Himmetli, hizmetli İhsan Efendi oğlum. “Şöhret âfettir.” sözü hadîs-i şeriftir, demişler. Manâ cihetinden hadîs-i şerîf olduğu şüphesizdir. Biz metin üzerinde münâkaşa etmiyoruz. Manâ cihetini tutuyoruz. Lâkin sen böyledir deyu sohbeti ve vazifeli olduğun dersleri bırakmayasın. Burada bir nezaket vardır. Evvel olarak bil ki, mürşidin sana bu yolda ne emrediyorsa cân-ı baş üzere kabul edip mucibince amel et. O amelle derece mi kat edersin, hayır mı işlersin, sevap mı kazanırsın, şöhret mi elde edersin, bunlara bakma. Sâniyen (ikinci olarak) şöhreti sen istemedikten sonra şöhretli olmak dahi nefse muhalefettir. Amma böyle meşhur olmayı sen dileseydin hiç şüphesiz bu insanı helak eden bir âfettir. Sâlisen (üçüncüsü) nasıl şöhret bulduğuna nazar etmek icap eder. “Bu adam Allah velîsidir veyahut çok sâlih bir kimsedir” diye meşhur olmak ayrı bir dava, “Bu adam sanki kendisi çok makbul de bir de insanları irşâd ediyor” denilerek kınanmak ve böylece şöhret bulmak ayrı bir dava…

Evlâdım, şimdiki zamanda melâmet, kendini saklamakla, dini yaşamakla oluyor. Dinî sohbet yapanlar, Allah ve Rasûl ahlâkından bahsedenler istihza ediliyor. Dünya ehli, “Bu zamanda bunlar olur mu?” diyor. Kendilerini âşık zannedenlerse: “Biz bunları geçtik, aşkımız bize yeter.” diyor. Binâenaleyh senin bu şekilde kınanman nefsinin hoşuna giden bir hâlden ziyâde nefsine ağır gelen bir hâldir. İnsanlara hizmet ve sohbet ederken kendini onlardan âli görmeyesin. Böyle olduktan sonra senin heybetin, vakarın kibir ve ucûb değildir. Yerli yerince bir ameldir. Hâdisenin başka cihetleri de var.

Meselâ şöhret sadece tanınmak, herkes tarafından bilinmek değildir. Şunu da nihaî olarak arz edelim ki, insan tanınmadığı ve bilinmediği zaman bazı günahları işlemeye içinden heves ettiğinde daha rahat hareket eder. Lâkin bilindik, tanındık bir zât, içinden günaha meyletse de halkın bilmesi onu zapt eder.
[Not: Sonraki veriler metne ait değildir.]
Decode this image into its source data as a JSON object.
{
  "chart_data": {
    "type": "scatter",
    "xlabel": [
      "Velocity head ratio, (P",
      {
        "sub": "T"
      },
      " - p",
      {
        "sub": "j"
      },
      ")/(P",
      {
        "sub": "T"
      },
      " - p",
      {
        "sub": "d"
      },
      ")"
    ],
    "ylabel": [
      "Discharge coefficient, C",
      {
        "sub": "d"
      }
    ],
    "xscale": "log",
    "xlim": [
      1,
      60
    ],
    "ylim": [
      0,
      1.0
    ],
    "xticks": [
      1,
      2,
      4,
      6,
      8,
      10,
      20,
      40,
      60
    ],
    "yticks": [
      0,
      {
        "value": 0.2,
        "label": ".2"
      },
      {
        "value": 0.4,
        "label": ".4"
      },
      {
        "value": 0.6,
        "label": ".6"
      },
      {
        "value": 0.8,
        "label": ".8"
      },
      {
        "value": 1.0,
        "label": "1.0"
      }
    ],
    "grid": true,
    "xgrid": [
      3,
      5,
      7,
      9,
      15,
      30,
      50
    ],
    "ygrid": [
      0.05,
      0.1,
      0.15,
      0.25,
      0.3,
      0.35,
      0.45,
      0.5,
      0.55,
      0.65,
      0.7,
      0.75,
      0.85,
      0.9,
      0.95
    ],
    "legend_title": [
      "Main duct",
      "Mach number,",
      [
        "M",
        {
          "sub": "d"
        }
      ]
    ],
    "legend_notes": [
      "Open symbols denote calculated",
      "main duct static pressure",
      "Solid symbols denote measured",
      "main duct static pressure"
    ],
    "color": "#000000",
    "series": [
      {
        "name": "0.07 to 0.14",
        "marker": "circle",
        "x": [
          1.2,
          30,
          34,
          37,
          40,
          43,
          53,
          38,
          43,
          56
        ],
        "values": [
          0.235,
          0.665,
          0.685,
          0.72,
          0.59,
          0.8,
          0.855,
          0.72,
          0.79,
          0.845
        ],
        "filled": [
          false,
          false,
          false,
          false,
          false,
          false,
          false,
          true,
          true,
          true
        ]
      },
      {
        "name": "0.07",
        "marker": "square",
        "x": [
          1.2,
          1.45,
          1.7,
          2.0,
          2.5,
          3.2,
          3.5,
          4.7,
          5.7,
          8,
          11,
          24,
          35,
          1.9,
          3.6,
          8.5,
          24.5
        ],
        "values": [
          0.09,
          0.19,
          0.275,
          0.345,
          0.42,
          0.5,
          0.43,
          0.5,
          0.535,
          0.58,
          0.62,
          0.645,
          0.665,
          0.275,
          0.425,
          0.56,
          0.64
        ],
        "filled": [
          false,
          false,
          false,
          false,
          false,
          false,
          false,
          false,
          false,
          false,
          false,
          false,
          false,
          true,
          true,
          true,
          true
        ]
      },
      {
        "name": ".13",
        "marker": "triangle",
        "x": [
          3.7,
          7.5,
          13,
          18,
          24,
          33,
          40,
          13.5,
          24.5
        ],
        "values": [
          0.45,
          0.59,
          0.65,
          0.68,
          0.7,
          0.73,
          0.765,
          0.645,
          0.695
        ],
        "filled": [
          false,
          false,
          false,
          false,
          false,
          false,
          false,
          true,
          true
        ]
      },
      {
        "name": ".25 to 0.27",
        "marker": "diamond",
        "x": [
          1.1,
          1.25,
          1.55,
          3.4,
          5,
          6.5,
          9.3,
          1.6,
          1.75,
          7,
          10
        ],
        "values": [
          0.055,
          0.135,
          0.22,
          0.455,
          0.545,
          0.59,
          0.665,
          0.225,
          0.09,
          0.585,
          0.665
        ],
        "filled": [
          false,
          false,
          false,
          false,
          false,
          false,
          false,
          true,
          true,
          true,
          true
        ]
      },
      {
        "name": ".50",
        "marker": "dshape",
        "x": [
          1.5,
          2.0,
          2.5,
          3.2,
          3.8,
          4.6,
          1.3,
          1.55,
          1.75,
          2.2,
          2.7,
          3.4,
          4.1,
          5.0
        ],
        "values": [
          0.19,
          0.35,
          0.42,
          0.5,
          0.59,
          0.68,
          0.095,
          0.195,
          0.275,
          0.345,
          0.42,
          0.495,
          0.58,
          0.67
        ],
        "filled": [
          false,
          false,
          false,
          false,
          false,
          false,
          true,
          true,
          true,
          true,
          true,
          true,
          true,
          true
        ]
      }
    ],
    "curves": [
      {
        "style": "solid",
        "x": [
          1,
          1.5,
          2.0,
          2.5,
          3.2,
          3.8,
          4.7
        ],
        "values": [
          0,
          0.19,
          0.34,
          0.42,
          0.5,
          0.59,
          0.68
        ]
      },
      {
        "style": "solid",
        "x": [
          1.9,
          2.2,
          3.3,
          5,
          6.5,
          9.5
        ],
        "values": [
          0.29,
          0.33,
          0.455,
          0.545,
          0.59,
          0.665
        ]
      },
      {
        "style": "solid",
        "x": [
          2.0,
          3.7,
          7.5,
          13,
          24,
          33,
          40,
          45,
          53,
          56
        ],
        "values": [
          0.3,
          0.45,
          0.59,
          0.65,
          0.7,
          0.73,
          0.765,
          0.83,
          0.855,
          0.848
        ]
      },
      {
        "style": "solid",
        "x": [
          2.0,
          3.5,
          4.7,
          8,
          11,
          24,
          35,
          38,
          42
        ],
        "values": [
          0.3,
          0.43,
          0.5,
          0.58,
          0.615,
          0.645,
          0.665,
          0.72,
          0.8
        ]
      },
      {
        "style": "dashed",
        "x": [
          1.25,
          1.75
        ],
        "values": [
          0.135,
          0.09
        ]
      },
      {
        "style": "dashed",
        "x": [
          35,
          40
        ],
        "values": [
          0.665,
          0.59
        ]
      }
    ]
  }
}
Mesuliyetin farkında olur, insanlara örnek olması gerektiğini bilir. Daha dikkatli hareket eder. Cemiyetin insanı hayır yoluna sevk etmesi ve onu hayırlı görmesi böyle kimseler için Cenâb-ı Hakk’ın lütfudur. Bu riyâ değildir. Tıpkı, imamın camide namaz kıldırması gibi. Şöyle ki; imam efendinin cemaat içerisinde namazı daha dikkatlice edâ etmesi riyâ değildir. Zira imam cemaate örnek olmak mecburiyetindedir. “Ben halkın yanında namazın âdabına riayet etmezsem fitne çıkartır, kötü örnek olurum.” diyerek dikkatlice namaz kılsa ecir kazanır. Amma cemaatten olan kişi sair vakitte hiç dikkat etmediği namaz âdabına camide insanlar görsün diye dikkat ederse riyakâr olmuş olur. Üzerinde düşün, tefekkür et.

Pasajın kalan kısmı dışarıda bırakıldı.